O juntador de moedas

Por volta das 19h20 do dia 15 de abril, olho pelo reflexo da janela de uma van e deparo-me com a seguinte cena: um cidadão simples, com os embargos da sobrevivência nas costas, contando moedinha por moedinha no chão esburacado de uma calçada — quase como se fosse um ritual ao fim do dia. Qual valor têm, para seu João (nome fictício), esses trocados? Talvez uma moedinha para o pão, outra para o café e, quem sabe, a próxima para a aguardente após mais um dia árduo de trabalho.

Será que João tem consciência de que seu trabalho poderia ser remunerado como o de um trabalhador comum? Pergunto-me: ao invés de juntar moedas, poderia ele estar ganhando notas, a fim de garantir uma sobrevivência digna?

0,05 centavo: assim confirma-se a pequena esperança de, trocado em trocado, garantir um simples café da manhã.

0,10 centavo: a sensação de um pouco mais! Talvez possa comprar um pequeno lanche para sustentar a fadiga.

0,25 centavo: oh, essa é melhor! Já se consegue, talvez, completar um café da manhã — que sonho!

0,50 centavo: um mero cidadão teve a compaixão de olhá-lo com piedade e dar-lhe um pouco a mais. Que felicidade para tal senhor! Será que dará para completar um almoço?

0,75 centavo: meu Deus! É quase o máximo. O mesmo deve pensar: "Posso até conseguir comprar uma passagem" — e deixar os rastros de suas raízes em outros lugares.

1,00 real: finalmente, o “major”! Com quantas moedas dessas pode-se garantir o café, um almoço completo e, talvez, um jantar irregular. Imagine só, que grande alegria ainda ter algo para se alimentar ao fim da noite, depois de passos calejados pelo trabalho.

Eis-me aqui, em reflexão: que sociedade é essa, que se contenta em ver a felicidade de um simples morador de rua ao amontoar seus trocos, enquanto outros gozam de tufos de notas — pois é, notas — 5 reais, 10 reais, 20 reais, 50 reais, 100 reais, e até 200 reais! Inacreditável. Será que João consegue ver a vida além da sobrevivência? Será que nossa sociedade, no geral, está pronta para ter uma visão além do sustento material, do trabalho árduo e de contar os trocos magros no fim do mês?

João, nunca mais o verei, mas vejo em seu ato e em seu olhar um guerreiro invisível aos olhos de uma sociedade doente. Desejo-lhe, do fundo do coração: que um dia conte notas, grandes notas, e garanta o que realmente merece — assim como todos nós, meros cidadãos dominados, também temos direito!

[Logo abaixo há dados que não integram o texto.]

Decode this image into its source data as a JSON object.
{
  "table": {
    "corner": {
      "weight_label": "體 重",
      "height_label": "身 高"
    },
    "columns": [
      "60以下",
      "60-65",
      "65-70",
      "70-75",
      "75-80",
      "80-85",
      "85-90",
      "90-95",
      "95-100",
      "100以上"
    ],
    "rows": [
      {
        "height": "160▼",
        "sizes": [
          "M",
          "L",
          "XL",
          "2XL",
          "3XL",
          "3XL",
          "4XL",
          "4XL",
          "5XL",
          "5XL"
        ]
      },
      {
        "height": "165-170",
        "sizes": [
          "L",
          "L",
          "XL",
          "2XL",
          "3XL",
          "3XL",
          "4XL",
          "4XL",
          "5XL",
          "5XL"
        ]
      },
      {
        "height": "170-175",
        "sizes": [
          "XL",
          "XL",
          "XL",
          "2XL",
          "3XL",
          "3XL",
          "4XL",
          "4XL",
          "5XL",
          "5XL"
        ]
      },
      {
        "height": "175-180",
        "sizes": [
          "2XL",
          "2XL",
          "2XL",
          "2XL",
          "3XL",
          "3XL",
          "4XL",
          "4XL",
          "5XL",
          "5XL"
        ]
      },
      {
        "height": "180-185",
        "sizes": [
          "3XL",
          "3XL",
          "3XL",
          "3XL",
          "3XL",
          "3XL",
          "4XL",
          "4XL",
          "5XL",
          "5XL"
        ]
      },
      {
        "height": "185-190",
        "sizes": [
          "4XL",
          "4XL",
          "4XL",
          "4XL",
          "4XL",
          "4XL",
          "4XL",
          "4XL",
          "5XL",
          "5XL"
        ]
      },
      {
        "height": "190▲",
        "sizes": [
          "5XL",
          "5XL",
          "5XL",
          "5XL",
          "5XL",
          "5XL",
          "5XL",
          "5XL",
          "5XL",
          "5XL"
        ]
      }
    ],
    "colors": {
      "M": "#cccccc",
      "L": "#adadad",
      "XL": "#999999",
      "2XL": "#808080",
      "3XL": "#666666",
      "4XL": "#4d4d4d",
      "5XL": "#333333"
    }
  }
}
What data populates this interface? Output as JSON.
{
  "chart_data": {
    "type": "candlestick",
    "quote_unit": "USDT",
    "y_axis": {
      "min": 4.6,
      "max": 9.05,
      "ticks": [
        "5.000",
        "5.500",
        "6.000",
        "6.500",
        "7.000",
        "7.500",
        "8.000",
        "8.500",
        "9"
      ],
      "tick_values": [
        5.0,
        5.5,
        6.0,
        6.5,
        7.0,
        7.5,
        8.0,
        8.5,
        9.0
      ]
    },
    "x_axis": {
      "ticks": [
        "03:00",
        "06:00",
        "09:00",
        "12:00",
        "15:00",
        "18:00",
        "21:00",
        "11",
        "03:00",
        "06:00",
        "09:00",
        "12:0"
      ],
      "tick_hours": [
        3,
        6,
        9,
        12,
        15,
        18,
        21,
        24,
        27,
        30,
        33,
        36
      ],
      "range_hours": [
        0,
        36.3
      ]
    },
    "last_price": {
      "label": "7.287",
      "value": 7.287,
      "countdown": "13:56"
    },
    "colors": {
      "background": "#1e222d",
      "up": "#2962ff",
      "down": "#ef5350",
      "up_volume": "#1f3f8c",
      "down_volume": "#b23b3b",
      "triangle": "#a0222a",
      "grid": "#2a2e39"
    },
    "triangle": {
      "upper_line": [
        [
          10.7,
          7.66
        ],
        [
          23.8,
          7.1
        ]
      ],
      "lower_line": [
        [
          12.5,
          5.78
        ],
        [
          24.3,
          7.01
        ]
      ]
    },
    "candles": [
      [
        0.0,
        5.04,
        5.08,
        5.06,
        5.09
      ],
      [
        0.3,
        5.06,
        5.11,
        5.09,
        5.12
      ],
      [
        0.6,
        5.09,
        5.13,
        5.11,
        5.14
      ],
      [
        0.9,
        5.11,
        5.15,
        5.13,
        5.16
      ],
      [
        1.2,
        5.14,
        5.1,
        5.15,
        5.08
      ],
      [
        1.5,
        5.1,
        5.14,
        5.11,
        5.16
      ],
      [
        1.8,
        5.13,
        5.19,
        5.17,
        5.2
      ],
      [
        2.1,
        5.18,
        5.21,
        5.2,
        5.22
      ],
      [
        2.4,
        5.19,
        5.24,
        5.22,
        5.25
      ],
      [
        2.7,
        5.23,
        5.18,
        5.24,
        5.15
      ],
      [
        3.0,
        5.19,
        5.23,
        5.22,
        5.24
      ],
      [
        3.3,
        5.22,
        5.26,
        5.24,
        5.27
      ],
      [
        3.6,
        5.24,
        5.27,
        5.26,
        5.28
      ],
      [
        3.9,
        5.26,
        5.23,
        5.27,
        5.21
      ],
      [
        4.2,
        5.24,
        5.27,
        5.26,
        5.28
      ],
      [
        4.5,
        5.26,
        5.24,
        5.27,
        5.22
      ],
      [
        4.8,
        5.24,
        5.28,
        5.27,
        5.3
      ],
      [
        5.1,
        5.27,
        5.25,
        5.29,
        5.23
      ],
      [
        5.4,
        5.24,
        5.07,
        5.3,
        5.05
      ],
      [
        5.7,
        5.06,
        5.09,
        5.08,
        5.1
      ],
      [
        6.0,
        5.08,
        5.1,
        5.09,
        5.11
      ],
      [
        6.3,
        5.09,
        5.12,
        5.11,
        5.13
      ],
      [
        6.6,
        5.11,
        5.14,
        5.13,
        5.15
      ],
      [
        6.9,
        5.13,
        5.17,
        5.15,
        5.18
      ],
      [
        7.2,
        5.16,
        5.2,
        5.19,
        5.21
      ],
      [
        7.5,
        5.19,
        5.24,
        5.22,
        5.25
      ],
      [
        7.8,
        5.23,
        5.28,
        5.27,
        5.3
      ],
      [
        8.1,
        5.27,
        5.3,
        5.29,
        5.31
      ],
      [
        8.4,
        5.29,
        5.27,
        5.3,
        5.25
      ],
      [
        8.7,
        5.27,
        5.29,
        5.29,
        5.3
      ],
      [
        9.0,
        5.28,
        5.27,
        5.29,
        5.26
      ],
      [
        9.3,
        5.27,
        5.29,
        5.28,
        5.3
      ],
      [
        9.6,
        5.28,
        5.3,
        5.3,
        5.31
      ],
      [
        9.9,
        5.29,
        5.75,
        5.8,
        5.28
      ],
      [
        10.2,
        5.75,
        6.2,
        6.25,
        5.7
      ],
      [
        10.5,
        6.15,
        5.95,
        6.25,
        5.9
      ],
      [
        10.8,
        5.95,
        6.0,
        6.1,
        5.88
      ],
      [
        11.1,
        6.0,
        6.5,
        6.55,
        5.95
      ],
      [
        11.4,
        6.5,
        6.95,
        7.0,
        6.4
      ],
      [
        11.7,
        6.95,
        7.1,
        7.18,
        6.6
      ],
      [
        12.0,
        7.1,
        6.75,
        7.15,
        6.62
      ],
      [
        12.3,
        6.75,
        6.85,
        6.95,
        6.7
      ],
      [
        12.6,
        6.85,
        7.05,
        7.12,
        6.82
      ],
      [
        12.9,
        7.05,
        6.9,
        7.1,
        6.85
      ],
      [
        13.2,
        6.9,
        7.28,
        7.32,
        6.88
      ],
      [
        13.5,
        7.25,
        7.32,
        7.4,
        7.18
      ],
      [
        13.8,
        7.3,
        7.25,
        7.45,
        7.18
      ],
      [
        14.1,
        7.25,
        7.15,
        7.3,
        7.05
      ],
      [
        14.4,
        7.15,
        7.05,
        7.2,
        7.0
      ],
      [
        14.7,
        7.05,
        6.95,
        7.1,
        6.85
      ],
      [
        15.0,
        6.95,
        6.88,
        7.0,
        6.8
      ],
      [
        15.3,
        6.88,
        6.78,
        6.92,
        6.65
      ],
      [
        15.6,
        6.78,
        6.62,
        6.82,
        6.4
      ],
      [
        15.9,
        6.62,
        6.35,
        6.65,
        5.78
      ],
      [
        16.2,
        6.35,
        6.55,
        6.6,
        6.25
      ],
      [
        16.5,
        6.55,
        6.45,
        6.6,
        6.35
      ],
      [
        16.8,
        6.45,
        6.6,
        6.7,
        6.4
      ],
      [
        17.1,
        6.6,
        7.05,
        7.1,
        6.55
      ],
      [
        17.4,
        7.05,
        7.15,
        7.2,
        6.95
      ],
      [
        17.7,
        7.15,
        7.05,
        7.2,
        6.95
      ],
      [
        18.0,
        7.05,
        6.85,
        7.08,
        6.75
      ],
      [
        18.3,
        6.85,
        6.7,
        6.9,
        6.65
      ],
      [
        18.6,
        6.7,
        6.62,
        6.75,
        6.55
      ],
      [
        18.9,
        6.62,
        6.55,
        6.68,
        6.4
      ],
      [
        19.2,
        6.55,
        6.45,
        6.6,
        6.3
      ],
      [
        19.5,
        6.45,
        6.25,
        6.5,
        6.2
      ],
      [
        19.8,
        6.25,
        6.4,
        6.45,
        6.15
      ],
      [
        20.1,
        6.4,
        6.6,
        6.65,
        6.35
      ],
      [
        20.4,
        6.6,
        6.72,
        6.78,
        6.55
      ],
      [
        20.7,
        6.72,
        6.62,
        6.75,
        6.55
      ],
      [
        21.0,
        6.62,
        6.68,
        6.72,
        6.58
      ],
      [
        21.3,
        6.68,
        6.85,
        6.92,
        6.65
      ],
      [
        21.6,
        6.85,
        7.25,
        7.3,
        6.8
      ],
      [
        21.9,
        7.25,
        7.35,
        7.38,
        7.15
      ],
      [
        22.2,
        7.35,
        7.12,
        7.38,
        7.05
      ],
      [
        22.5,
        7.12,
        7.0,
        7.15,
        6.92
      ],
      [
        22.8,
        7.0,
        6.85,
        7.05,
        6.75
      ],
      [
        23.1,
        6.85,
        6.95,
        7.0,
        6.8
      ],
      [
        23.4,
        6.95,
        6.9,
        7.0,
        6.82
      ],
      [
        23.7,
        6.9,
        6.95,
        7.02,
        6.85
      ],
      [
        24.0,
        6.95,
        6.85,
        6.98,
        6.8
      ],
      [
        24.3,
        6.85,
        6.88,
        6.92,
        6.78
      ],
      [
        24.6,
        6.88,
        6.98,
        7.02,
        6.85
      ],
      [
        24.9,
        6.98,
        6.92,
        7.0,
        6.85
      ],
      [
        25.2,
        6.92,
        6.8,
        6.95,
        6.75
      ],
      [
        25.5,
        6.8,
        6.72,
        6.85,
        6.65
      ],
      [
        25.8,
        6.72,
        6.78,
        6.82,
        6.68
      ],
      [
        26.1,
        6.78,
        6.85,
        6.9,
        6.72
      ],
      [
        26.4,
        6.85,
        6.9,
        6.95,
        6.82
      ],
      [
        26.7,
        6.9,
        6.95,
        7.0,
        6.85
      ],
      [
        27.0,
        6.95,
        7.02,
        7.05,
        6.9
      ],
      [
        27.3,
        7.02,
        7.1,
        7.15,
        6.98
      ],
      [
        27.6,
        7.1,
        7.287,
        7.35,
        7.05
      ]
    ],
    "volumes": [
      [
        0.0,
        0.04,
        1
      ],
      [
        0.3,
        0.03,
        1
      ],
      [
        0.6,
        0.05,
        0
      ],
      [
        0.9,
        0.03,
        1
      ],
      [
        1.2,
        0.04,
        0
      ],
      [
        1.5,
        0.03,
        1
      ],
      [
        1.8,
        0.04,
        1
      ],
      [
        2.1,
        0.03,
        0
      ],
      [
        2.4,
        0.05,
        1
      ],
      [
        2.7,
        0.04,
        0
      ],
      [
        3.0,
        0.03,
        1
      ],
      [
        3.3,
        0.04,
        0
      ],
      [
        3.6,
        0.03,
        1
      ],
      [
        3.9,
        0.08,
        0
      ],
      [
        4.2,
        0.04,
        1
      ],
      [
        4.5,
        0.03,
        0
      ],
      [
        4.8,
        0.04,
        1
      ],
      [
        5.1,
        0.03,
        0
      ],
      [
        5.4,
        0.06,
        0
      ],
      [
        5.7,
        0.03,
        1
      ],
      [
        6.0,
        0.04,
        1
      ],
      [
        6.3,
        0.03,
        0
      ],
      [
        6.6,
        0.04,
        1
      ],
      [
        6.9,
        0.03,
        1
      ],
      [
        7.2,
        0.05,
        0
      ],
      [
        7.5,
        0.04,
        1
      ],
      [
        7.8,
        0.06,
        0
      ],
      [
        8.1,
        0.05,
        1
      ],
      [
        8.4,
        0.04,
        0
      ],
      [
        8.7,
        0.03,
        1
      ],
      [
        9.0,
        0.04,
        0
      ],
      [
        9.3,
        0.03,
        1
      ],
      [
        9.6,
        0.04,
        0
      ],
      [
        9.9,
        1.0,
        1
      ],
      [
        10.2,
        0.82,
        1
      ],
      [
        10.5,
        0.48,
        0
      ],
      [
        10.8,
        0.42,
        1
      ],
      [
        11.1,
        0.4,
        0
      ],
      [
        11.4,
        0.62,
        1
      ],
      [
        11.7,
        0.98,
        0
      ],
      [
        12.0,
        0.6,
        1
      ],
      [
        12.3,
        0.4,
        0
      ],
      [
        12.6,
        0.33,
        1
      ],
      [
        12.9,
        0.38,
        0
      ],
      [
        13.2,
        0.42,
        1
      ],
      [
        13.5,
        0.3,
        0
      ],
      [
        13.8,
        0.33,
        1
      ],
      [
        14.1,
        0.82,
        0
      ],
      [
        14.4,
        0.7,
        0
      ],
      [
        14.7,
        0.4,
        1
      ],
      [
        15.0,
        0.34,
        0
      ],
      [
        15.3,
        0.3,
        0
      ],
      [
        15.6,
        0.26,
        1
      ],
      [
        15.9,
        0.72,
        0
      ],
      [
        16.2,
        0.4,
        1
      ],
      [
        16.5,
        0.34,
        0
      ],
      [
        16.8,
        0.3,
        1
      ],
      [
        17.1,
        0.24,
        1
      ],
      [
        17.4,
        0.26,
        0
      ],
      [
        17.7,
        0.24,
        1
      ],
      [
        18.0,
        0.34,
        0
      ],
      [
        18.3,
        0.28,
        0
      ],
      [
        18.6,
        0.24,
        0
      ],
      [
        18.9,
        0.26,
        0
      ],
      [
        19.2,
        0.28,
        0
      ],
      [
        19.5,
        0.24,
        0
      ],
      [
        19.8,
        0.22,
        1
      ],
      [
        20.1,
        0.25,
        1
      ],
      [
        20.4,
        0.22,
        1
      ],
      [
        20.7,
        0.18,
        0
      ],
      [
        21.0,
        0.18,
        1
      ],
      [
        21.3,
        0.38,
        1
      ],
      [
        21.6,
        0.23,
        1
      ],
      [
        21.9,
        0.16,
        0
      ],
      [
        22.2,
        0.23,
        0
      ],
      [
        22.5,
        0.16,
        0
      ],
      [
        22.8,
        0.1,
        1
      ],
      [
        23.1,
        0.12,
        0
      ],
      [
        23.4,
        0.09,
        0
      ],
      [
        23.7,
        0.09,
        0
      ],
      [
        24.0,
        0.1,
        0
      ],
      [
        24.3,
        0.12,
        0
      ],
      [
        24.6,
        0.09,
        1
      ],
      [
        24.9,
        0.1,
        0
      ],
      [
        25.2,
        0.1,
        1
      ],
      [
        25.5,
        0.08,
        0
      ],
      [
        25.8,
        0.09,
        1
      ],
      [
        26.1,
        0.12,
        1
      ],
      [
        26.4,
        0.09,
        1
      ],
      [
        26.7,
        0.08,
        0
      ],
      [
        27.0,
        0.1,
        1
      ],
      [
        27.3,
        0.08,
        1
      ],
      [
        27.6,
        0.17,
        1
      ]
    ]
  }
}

Não me julgue por convicções políticas polarizadas por apenas defender que as pessoas tenham condições dignas de ter um lar, acesso à saúde, à educação, ao lazer e, principalmente, à fonte maior da felicidade. Que sejamos parte de um grupo que batalha não apenas pela sobrevivência, mas que busca enxergar o caminho da plenitude.

João é só mais um exemplo da desigualdade social gritante em nosso país, mas merece ser visto — assim como tantos outros "Joões" existentes no Brasil.

Como última provocação, deixo-lhes: olhem além da superficialidade, percebam o mundo fora de sua bolha. Não sejam pessoas subjacentes à situação miserável em que se encontram nossos irmãos. Reflitam. Ajam. Principalmente, ajam — garantindo assim uma sociedade participativa em causas sociais e públicas. Enquanto cada um se preocupar apenas com o próprio umbigo, esquecerá daquele que conta suas moedas com a intenção de comprar um utensílio básico do dia a dia. Sejamos humanos em nossa total potencialidade.